Spending long periods of time in the hospital also affects his studies. He is currently taking one course per semester. “I need accommodations,” he says. “I’m able to do the coursework, but at a different pace. I often need extra time to finish the course depending on what has happened to me health-wise during a particular semester.”

The degenerative nature of his disease will determine how long it takes him to complete his degree. “There’s only a finite number of antibiotics,” says Saleh. “What’s difficult now is not that my lungs are doing worse but that we’ve used all the possible treatment options, so now we’re just recycling them over again.

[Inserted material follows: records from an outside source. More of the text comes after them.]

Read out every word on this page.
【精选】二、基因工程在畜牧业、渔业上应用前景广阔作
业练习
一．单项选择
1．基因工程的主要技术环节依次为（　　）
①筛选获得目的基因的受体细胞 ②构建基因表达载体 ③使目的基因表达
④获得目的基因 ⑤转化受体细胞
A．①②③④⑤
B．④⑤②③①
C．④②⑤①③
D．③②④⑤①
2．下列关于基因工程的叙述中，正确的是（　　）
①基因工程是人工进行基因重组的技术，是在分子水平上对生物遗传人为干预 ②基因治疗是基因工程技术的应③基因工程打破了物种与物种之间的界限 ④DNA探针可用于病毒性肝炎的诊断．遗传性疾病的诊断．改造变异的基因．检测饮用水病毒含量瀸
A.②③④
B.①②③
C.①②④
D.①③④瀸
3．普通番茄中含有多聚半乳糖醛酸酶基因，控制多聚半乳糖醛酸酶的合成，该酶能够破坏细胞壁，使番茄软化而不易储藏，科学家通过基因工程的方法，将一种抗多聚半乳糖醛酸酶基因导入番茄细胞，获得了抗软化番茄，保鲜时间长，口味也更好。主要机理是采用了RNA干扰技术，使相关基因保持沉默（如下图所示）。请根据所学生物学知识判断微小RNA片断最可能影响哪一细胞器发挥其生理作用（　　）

That makes it more difficult to contain a flare-up when it occurs.” His lung function is about 60 per cent; it would need to be below 30 per cent for him to become eligible for a lung transplant.

One of the most difficult things about having cystic fibrosis, he says, is that it robs him of a normal student experience. “The real suffering occurs when people feel cut off from themselves.” When his health began to decline, he says, “I had spent the past three years working really hard finishing my undergraduate degree. My identity was really wrapped up in that project. I really wanted to write my exams. I really wanted to finish. Everyone else I knew was doing the same. I felt cut off from a part of the world that felt like home to me.”